Cette interview, qui a dopé l'audience du site (dont la fréquentation oscille entre 5 000 et 15 000 visiteurs uniques par jour), a aussi valeur de déclaration d'indépendance. « Nous et nos collaborateurs sommes plutôt marqués à gauche, mais ne voulons pas être prisonniers de cela », insiste Frédéric Martel. De fait, le site compte parmi ses soutiens financiers, outre Grégoire Lassalle (patron d'Allociné) et Jean-Noël Tronc (ex-directeur général d'Orange), Benoît Thieulin, l'un des artisans de la campagne en ligne de Ségolène Royal. « Ce qui ne nous a pas empêchés d'être les premiers à parler du rendez-vous manqué entre Royal et Bayrou, à l'occasion de la sortie du livre de l'ex-candidate socialiste », précise Frédéric Martel.

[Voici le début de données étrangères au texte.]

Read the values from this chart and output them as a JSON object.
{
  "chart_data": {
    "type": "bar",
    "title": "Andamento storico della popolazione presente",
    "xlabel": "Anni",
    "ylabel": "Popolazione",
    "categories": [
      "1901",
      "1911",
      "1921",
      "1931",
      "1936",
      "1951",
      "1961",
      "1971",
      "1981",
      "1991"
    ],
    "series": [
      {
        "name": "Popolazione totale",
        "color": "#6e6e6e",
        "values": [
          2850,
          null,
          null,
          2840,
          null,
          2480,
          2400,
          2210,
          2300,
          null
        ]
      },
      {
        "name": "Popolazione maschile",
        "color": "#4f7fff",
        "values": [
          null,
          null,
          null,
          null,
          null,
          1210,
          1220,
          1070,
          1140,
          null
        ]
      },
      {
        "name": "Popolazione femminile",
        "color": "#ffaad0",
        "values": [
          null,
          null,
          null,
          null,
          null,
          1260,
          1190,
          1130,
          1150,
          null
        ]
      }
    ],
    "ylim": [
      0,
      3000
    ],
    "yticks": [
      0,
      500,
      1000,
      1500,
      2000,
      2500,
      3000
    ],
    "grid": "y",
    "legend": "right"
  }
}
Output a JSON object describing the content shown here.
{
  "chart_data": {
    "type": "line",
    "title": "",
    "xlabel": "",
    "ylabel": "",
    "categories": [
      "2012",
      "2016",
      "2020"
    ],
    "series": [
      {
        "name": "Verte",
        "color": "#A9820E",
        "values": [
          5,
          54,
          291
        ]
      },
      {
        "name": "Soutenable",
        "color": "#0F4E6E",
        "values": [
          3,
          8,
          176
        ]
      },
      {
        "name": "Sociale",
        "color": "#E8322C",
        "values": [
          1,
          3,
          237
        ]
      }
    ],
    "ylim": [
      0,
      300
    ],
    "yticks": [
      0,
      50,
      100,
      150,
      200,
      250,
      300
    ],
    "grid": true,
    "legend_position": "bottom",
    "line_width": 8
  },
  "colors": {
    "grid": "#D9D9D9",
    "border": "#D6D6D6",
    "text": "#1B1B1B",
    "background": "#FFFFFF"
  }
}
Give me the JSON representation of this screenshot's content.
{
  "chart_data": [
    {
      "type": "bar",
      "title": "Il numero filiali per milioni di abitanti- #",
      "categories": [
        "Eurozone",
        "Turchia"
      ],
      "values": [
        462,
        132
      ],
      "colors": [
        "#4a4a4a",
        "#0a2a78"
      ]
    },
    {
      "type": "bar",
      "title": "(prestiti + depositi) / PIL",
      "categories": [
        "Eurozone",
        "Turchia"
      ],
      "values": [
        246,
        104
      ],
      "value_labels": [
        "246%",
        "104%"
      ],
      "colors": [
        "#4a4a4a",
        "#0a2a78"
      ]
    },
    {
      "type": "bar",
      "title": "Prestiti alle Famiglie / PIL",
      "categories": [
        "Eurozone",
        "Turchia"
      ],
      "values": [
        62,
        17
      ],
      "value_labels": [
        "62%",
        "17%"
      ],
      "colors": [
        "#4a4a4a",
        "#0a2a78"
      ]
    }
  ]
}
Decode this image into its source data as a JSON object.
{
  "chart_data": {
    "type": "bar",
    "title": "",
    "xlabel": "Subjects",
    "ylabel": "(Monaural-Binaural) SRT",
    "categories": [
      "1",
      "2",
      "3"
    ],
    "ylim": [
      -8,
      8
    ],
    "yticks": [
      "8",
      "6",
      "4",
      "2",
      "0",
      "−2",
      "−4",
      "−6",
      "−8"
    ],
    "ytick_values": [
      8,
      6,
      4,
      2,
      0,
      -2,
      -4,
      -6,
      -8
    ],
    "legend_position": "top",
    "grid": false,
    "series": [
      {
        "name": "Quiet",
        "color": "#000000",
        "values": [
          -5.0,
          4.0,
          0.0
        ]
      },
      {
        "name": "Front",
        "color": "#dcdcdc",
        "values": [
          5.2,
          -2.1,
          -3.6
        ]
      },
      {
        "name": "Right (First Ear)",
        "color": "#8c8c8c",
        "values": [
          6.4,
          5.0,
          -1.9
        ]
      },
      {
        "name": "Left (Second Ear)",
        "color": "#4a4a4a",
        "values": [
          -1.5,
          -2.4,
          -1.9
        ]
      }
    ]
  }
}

Succès d'estime, audience prometteuse... Fort bien. Mais Frédéric Martel le reconnaît, « il reste à trouver un véritable modèle économique pour le site, dont la vocation est la gratuité ». Non Fiction, dont le budget est de 120 000 à 150 000 euros par an, vend des livres, conclut des partenariats et a amorcé des développements vidéo. Ses parrains financiers lui ont donné deux à trois ans pour faire ses preuves. Ses débuts témoignent en tout cas d'un bel élan vital.